Kemp: It sounds really corny, but just like in Soul, I'm finding joy in the little things. I really am. I've been pretty much trapped at home.
Tanzina: That's not corny by the way.
Kemp: Okay. Like I've been trapped at home for the better part of the past 10 months and it's given me a lot of time to reflect. It's given me a lot of time to think. It's also given me a lot of time to look back and enjoy different things and introduce new things into my life. It's given me time to reconnect with people that I haven't been able to speak to for many, many years. All of those things are the gifts. I have to see them as gifts because I'm still here, and life itself is really like the biggest gift of all.

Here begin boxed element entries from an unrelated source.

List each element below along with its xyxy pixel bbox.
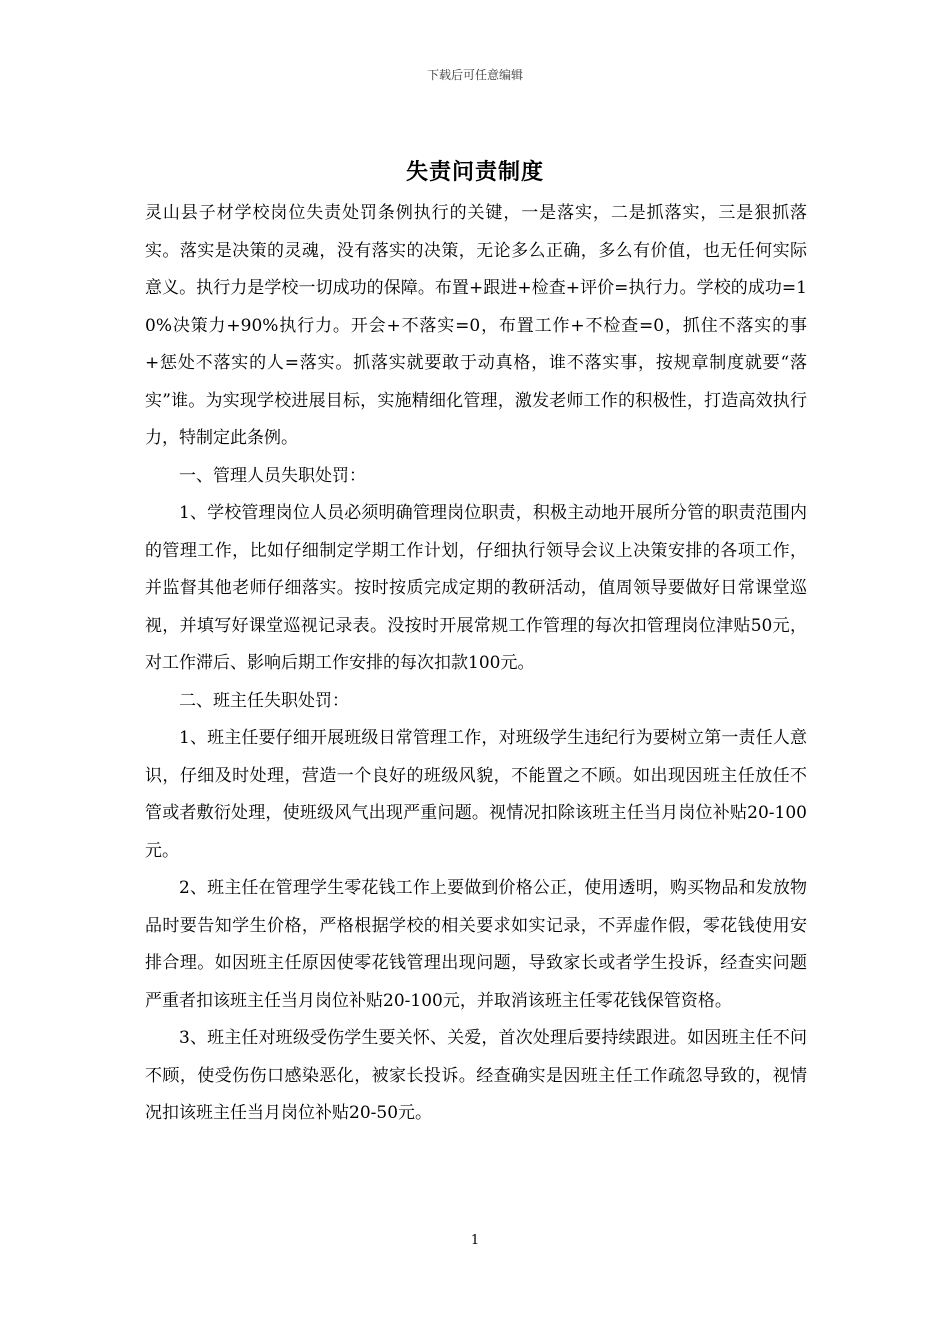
- clause-head-teachers-2: 2、班主任在管理学生零花钱工作上要做到价格公正，使用透明，购买物品和发放物品时要告知学生价格，严格根据学校的相关要求如实记录，不弄虚作假，零花钱使用安排合理。如因班主任原因使零花钱管理出现问题，导致家长或者学生投诉，经查实问题严重者扣该班主任当月岗位补贴20-100元，并取消该班主任零花钱保管资格。: [145, 878, 807, 1011]
- header-note: 下载后可任意编辑: [426, 68, 523, 82]
- section-heading-head-teachers: 二、班主任失职处罚：: [179, 690, 349, 711]
- clause-head-teachers-1: 1、班主任要仔细开展班级日常管理工作，对班级学生违纪行为要树立第一责任人意识，仔细及时处理，营造一个良好的班级风貌，不能置之不顾。如出现因班主任放任不管或者敷衍处理，使班级风气出现严重问题。视情况扣除该班主任当月岗位补贴20-100元。: [145, 728, 807, 861]
- intro-paragraph: 灵山县子材学校岗位失责处罚条例执行的关键，一是落实，二是抓落实，三是狠抓落实。落实是决策的灵魂，没有落实的决策，无论多么正确，多么有价值，也无任何实际意义。执行力是学校一切成功的保障。布置+跟进+检查+评价=执行力。学校的成功=10%决策力+90%执行力。开会+不落实=0，布置工作+不检查=0，抓住不落实的事+惩处不落实的人=落实。抓落实就要敢于动真格，谁不落实事，按规章制度就要“落实”谁。为实现学校进展目标，实施精细化管理，激发老师工作的积极性，打造高效执行力，特制定此条例。: [145, 203, 807, 448]
- document-title: 失责问责制度: [405, 160, 544, 185]
- section-heading-managers: 一、管理人员失职处罚：: [179, 465, 366, 486]
- document-body: [145, 195, 807, 1133]
- page-number: 1: [470, 1233, 480, 1248]
- clause-head-teachers-3: 3、班主任对班级受伤学生要关怀、关爱，首次处理后要持续跟进。如因班主任不问不顾，使受伤伤口感染恶化，被家长投诉。经查确实是因班主任工作疏忽导致的，视情况扣该班主任当月岗位补贴20-50元。: [145, 1028, 807, 1123]
- clause-managers-1: 1、学校管理岗位人员必须明确管理岗位职责，积极主动地开展所分管的职责范围内的管理工作，比如仔细制定学期工作计划，仔细执行领导会议上决策安排的各项工作，并监督其他老师仔细落实。按时按质完成定期的教研活动，值周领导要做好日常课堂巡视，并填写好课堂巡视记录表。没按时开展常规工作管理的每次扣管理岗位津贴50元，对工作滞后、影响后期工作安排的每次扣款100元。: [145, 503, 807, 673]
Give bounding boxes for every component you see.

It's a troubling time, but I guess I'm lucky because I've written things that are historically centered, and I'm a bit of a history buff. As troubling as the times we're living through are, we have to remind ourselves that there's been other troubling times again, and again, and again in the past. However we come out of them, if we come out of them at all, and we're still here, then that's the gift.
Tanzina: Kemp Powers is the screenwriter for One Night in Miami and co-director and co screenwriter for Pixar's Soul. Kemp, thanks so much.